Life and the Seasons” is interesting less for its exploration of a standard subject, than for the fact that one reviewer felt that it bore too close a resemblance to a poem by C. W. Everett which appeared in the 1836 volume of The Token.


http://www.merrycoz.org/voices/token/1836/LIFE1.xhtml
“Life and the Seasons,” by Z. (from The Pearl and Literary Gazette [also, The Boston Pearl], March 1, 1834; p. 121)

Life, like the budding Spring, opens with beauty. The blooming flowers, and green, and verdant fields powerfully impress us with the reflection that life, also, has its Spring-time.
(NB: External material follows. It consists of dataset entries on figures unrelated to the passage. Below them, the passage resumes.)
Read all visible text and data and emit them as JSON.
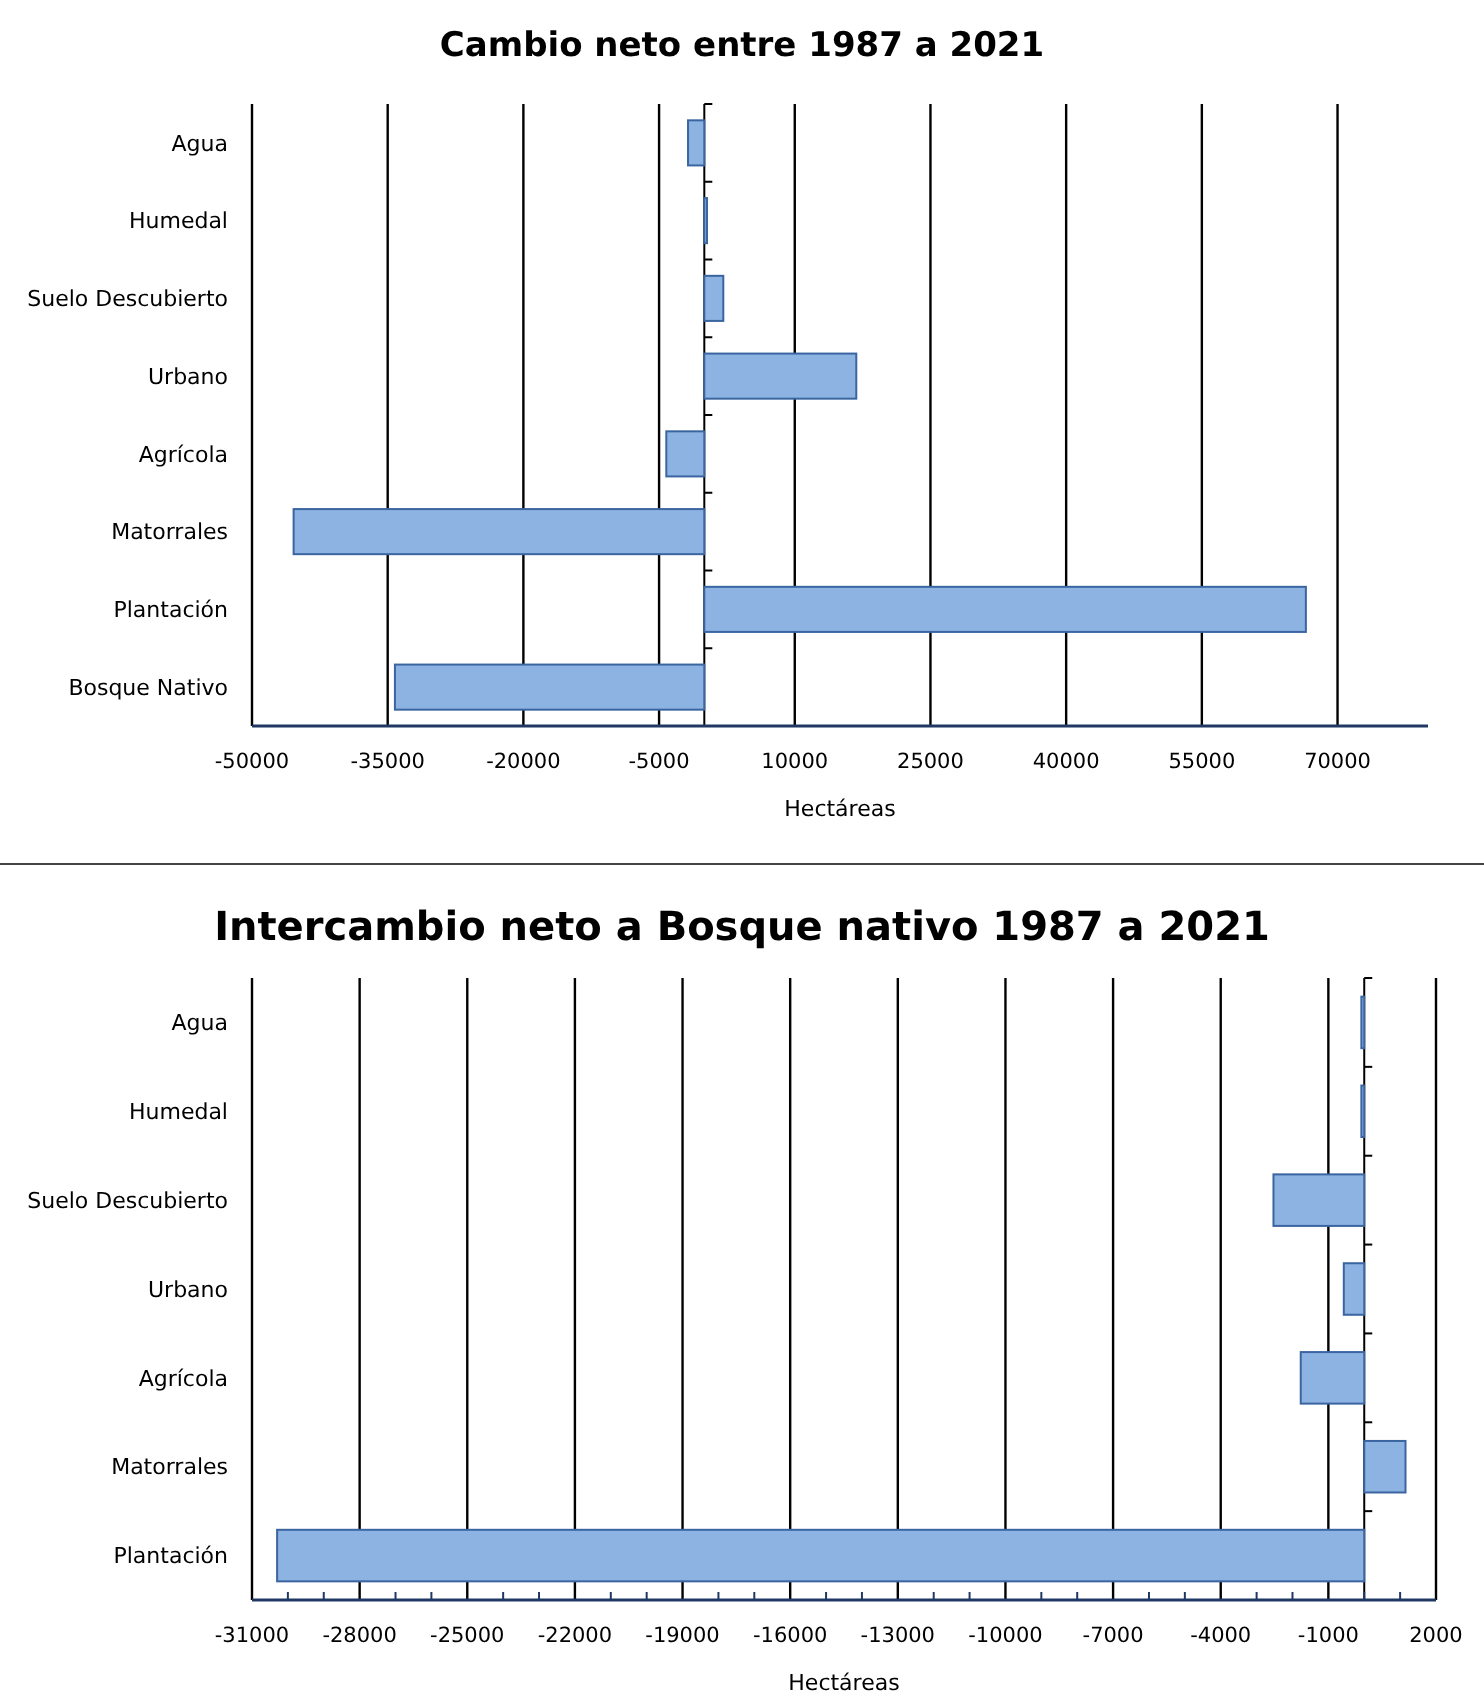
{
  "chart_data": [
    {
      "type": "bar",
      "orientation": "horizontal",
      "title": "Cambio neto entre 1987 a 2021",
      "xlabel": "Hectáreas",
      "categories": [
        "Agua",
        "Humedal",
        "Suelo Descubierto",
        "Urbano",
        "Agrícola",
        "Matorrales",
        "Plantación",
        "Bosque Nativo"
      ],
      "values": [
        -1800,
        300,
        2100,
        16800,
        -4200,
        -45400,
        66500,
        -34200
      ],
      "color": "#8db3e2",
      "xlim": [
        -50000,
        80000
      ],
      "xticks": [
        -50000,
        -35000,
        -20000,
        -5000,
        10000,
        25000,
        40000,
        55000,
        70000
      ],
      "grid": "x"
    },
    {
      "type": "bar",
      "orientation": "horizontal",
      "title": "Intercambio neto a Bosque nativo 1987 a 2021",
      "xlabel": "Hectáreas",
      "categories": [
        "Agua",
        "Humedal",
        "Suelo Descubierto",
        "Urbano",
        "Agrícola",
        "Matorrales",
        "Plantación"
      ],
      "values": [
        -80,
        -80,
        -2530,
        -570,
        -1770,
        1150,
        -30300
      ],
      "color": "#8db3e2",
      "xlim": [
        -31000,
        2000
      ],
      "xticks": [
        -31000,
        {
          "value": -30000,
          "label": null
        },
        {
          "value": -29000,
          "label": null
        },
        -28000,
        {
          "value": -27000,
          "label": null
        },
        {
          "value": -26000,
          "label": null
        },
        -25000,
        {
          "value": -24000,
          "label": null
        },
        {
          "value": -23000,
          "label": null
        },
        -22000,
        {
          "value": -21000,
          "label": null
        },
        {
          "value": -20000,
          "label": null
        },
        -19000,
        {
          "value": -18000,
          "label": null
        },
        {
          "value": -17000,
          "label": null
        },
        -16000,
        {
          "value": -15000,
          "label": null
        },
        {
          "value": -14000,
          "label": null
        },
        -13000,
        {
          "value": -12000,
          "label": null
        },
        {
          "value": -11000,
          "label": null
        },
        -10000,
        {
          "value": -9000,
          "label": null
        },
        {
          "value": -8000,
          "label": null
        },
        -7000,
        {
          "value": -6000,
          "label": null
        },
        {
          "value": -5000,
          "label": null
        },
        -4000,
        {
          "value": -3000,
          "label": null
        },
        {
          "value": -2000,
          "label": null
        },
        -1000,
        {
          "value": 0,
          "label": null
        },
        {
          "value": 1000,
          "label": null
        },
        2000
      ],
      "grid": "x"
    }
  ]
}
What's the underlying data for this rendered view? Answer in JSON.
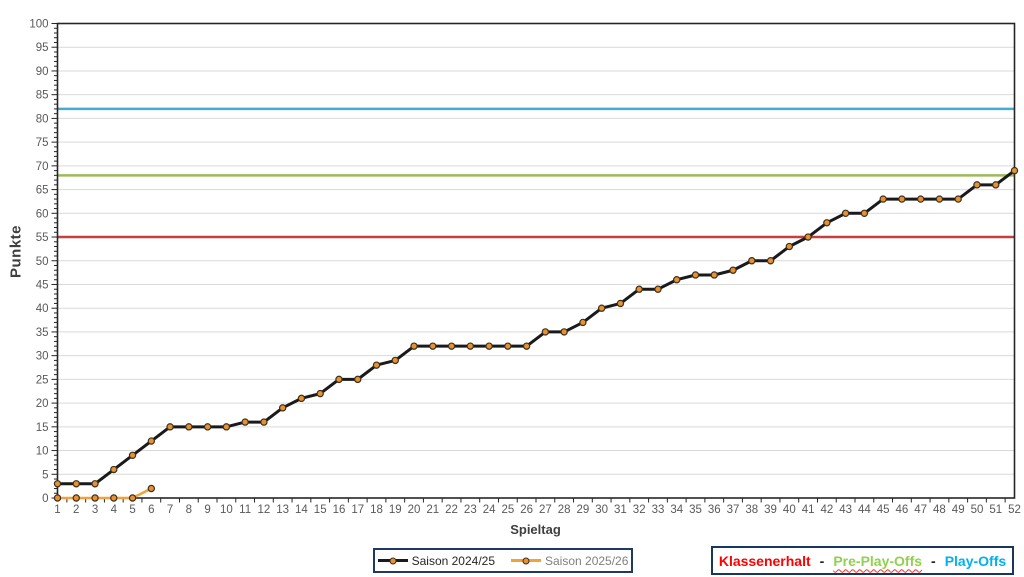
{
  "chart_data": {
    "type": "line",
    "title": "",
    "xlabel": "Spieltag",
    "ylabel": "Punkte",
    "ylim": [
      0,
      100
    ],
    "ytick_step": 5,
    "yticks": [
      0,
      5,
      10,
      15,
      20,
      25,
      30,
      35,
      40,
      45,
      50,
      55,
      60,
      65,
      70,
      75,
      80,
      85,
      90,
      95,
      100
    ],
    "x": [
      1,
      2,
      3,
      4,
      5,
      6,
      7,
      8,
      9,
      10,
      11,
      12,
      13,
      14,
      15,
      16,
      17,
      18,
      19,
      20,
      21,
      22,
      23,
      24,
      25,
      26,
      27,
      28,
      29,
      30,
      31,
      32,
      33,
      34,
      35,
      36,
      37,
      38,
      39,
      40,
      41,
      42,
      43,
      44,
      45,
      46,
      47,
      48,
      49,
      50,
      51,
      52
    ],
    "grid": "horizontal",
    "legend_position": "bottom-center",
    "series": [
      {
        "name": "Saison 2024/25",
        "line_color": "#1a1a1a",
        "line_width": 3,
        "marker": "circle",
        "marker_fill": "#e8912d",
        "marker_stroke": "#3b2f23",
        "label_color": "#262626",
        "values": [
          3,
          3,
          3,
          6,
          9,
          12,
          15,
          15,
          15,
          15,
          16,
          16,
          19,
          21,
          22,
          25,
          25,
          28,
          29,
          32,
          32,
          32,
          32,
          32,
          32,
          32,
          35,
          35,
          37,
          40,
          41,
          44,
          44,
          46,
          47,
          47,
          48,
          50,
          50,
          53,
          55,
          58,
          60,
          60,
          63,
          63,
          63,
          63,
          63,
          66,
          66,
          69
        ]
      },
      {
        "name": "Saison 2025/26",
        "line_color": "#f2a13b",
        "line_width": 2.5,
        "marker": "circle",
        "marker_fill": "#e8912d",
        "marker_stroke": "#3b2f23",
        "label_color": "#7f7f7f",
        "values": [
          0,
          0,
          0,
          0,
          0,
          2
        ]
      }
    ],
    "reference_lines": [
      {
        "name": "Play-Offs",
        "value": 82,
        "color": "#42acd6"
      },
      {
        "name": "Pre-Play-Offs",
        "value": 68,
        "color": "#9bbb59"
      },
      {
        "name": "Klassenerhalt",
        "value": 55,
        "color": "#c0413e"
      }
    ],
    "axis_color": "#262626",
    "gridline_color": "#d9d9d9",
    "tick_label_color": "#595959"
  },
  "legend": {
    "items": [
      {
        "label": "Saison 2024/25"
      },
      {
        "label": "Saison 2025/26"
      }
    ]
  },
  "zones_box": {
    "separator": "-",
    "separator_color": "#1f1f1f",
    "items": [
      {
        "label": "Klassenerhalt",
        "color": "#ff0000",
        "underline": false
      },
      {
        "label": "Pre-Play-Offs",
        "color": "#92d050",
        "underline": true
      },
      {
        "label": "Play-Offs",
        "color": "#00b0f0",
        "underline": false
      }
    ]
  }
}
The youth, in gaiety commences his course. His path opens amid budding enjoyments, and his heart is filled with delights. He plucks its flowers, and the thorn often reminds him of the pains of too much pleasure; or the cloud that gathers over him admonishes him that all is not sunshine—that pleasure has satiety.

The Summer of Life succeeds the Spring. Its former pleasantness is thrown off, and we begin to grow tired, and sigh for changes. We are satiated with its enjoyments and pleasures, and are inclined to prepare for the Autumn.

Autumn approaches, and its arrival is discovered by its frosts, and winds, and ‘sober livery.’ The leaves are decaying, and fall from the trees—all things bear the hectic-flush of consumption. Man’s faculties, even so begin to fail. He prepares to meet his dissolution.

Winter comes—the last and aged Season of the year.—So, also, man finds his Winter. He sinks and falls beneath the bleak and cheerless winds of time—his fall speaking only of departed grandeur. The energies of man’s Spring-time have ushered him into the Summer, which has failed him, almost at its entrance; and Time has opened in the Autumn of his life the pathway to the grave, while the prostrating Winter shuts him in the tomb.

But the dull days of Winter are succeeded by the dawning of a perennial and glorious Spring. Man only sleeps in the tomb, like the decayed flowers, to be awakened into a glorious and immortal life—to enjoy a new Spring, unchanging, yet never tiring, and perpetual.